3 poems by Jacqueline Nha Pham

Flor de Muerto

The last time we saw Feliciana,
she was on the cover of Suicide Girls,
fully nude,
a tattooed silhouette with a hand-scripted neck piece
that reads:
“Ich Bin,
Je Suis,
I am.”

She was my favorite sobrina.

The altar is full of Aztec marigolds,
from sugared skulls to candied pumpkin,
and tiny multi-colored trinkets
are scattered above
and below the black and white
pictures of Feliciana: ages 3 to 26.

I stand here with her sister, Adora,
watching the male relatives down shots of tequila,
and their wives sharing whispered
anecdotes of Feliciana as a wayward child.

A little boy runs around in his diapers,
face full of bread crumbs, a humorous tone
blankets the room. Even in her absence,
the thought of her brightens the room.
The last time I saw Feliciana,
she asked me if I am happy.

"Meeting Suicide GIrls Lyon" (photo by Flickr user Trypode)

Haunted Underneath the Song

She wrote “death”
with a permanent marker
on my napkin
and left the table.

Whoa, what happened?

Do you want the long version 
or the short one?
The long one.
I tried to save my life but I failed.
What’s the short one?

It’s burnt.

The first time
she held my hands,
we were in the middle
of aisle seven, looking
for the right sized bandages.
But it was too late,
the blood
dried too quickly.

It has only been four days,
but I can’t recall the sound
of her voice or the last time
we laughed together.

Her purple afghan lays
in the corner, cold
and neatly folded.

"XIII Death" (photo by Flickr user Natracha)

What can you do when you’re no longer the hero of your own story?

Dew-kissed empty streets
pave lonely avenues in my mind.
The misty benches
on these streets
are my lullaby.
The streets are filled with a strong scent of burning leaves,
clouding my sight: escorting childhood memories
of lighting jasmine wood-incense
at the temple with my Nana to my cerebrum.
After praying, I remember
wandering alone in the temple’s garden,
chasing the silky music of waterfall
beneath Buddha’s feet. It sounded as sweet as my first kiss
on the snow in Little Rock, Arkansas,
stolen by Monique Jimenez. Back in 1999,
all I ever wanted was to steal her heart first.
But back in 1999, all I ever wanted
was everything.

They told me that the Lotus flower
grow in muddy waters
but I’ve poured gallons of water
on the schoolyard playground
and I’ve never seen a hint of Lotus.
My friends laughed at me for crying
over whatchumacallit because they were kids
and they were white (and my mother told me
that white kids don’t know about lotus flowers).

“Ain’t nuthin’ ya can do
when ya find out
you ain’t no longa
zee hero 
in ya own story, man.”

The deflated balloons of my hopes and dreams
caressed the asphalt,
and were run over by truck drivers.
I was as excited as Eeyore to grow up
and embrace the world. After turning 23,
I finally left the nest and moved
to the octopus’s garden
underneath the stormy waves.

Jaxberry lost her sanity
and one day, she will join Virginia Woolf
on the backside of water, cultivating oyster shells.
Cá không ăn muối cá ươn,
con cãi cha mẹ trăm đường con hư.
Now, just empty streets rocking me to sleep,
just blankets of fog holding my hand, leading me home.

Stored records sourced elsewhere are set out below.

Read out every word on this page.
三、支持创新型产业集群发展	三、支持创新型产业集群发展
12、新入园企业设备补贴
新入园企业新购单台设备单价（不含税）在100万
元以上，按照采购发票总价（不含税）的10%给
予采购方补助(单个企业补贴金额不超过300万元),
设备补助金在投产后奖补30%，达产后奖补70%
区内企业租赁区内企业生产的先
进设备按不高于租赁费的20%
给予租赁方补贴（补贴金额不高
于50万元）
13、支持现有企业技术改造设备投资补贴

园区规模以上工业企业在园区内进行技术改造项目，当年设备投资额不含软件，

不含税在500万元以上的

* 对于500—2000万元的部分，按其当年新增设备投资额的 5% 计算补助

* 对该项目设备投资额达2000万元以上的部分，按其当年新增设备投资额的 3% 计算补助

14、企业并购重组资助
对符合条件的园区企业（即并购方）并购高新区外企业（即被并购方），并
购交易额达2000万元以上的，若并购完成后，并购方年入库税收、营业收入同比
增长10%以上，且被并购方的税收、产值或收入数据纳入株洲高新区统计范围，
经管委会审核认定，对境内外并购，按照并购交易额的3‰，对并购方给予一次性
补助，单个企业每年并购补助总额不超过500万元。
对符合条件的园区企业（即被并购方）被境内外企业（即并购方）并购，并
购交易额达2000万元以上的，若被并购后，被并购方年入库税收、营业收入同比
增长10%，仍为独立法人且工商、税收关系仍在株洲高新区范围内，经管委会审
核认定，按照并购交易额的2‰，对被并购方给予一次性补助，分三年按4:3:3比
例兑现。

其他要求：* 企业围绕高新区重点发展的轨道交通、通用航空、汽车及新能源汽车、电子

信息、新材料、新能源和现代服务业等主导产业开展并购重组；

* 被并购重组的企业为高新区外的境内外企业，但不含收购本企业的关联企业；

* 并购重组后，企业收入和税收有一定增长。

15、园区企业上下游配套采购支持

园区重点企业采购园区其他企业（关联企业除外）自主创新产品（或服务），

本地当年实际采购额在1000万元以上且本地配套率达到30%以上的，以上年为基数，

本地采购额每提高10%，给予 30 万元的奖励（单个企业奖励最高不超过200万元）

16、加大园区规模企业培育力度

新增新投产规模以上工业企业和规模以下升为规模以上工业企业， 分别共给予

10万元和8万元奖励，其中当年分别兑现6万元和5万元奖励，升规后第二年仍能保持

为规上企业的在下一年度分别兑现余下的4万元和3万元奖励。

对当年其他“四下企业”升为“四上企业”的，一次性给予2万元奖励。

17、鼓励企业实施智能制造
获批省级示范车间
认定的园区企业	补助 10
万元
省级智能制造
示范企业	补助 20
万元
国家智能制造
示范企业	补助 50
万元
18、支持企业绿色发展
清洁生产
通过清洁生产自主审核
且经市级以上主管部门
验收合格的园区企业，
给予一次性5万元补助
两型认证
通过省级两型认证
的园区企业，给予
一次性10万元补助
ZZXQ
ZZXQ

Jacqueline Nha Pham recently graduated from California State University, Long Beach in Fall 2010 with two Bachelors’ degrees in Creative Writing and Literature with a minor in Psychology. She is currently a mentor for LGBTQIA youth utilizing art therapy and a SAT Prep tutor in Orange County. In Fall 2011, she started her first year in the MFA Creative Writing program at CSULB.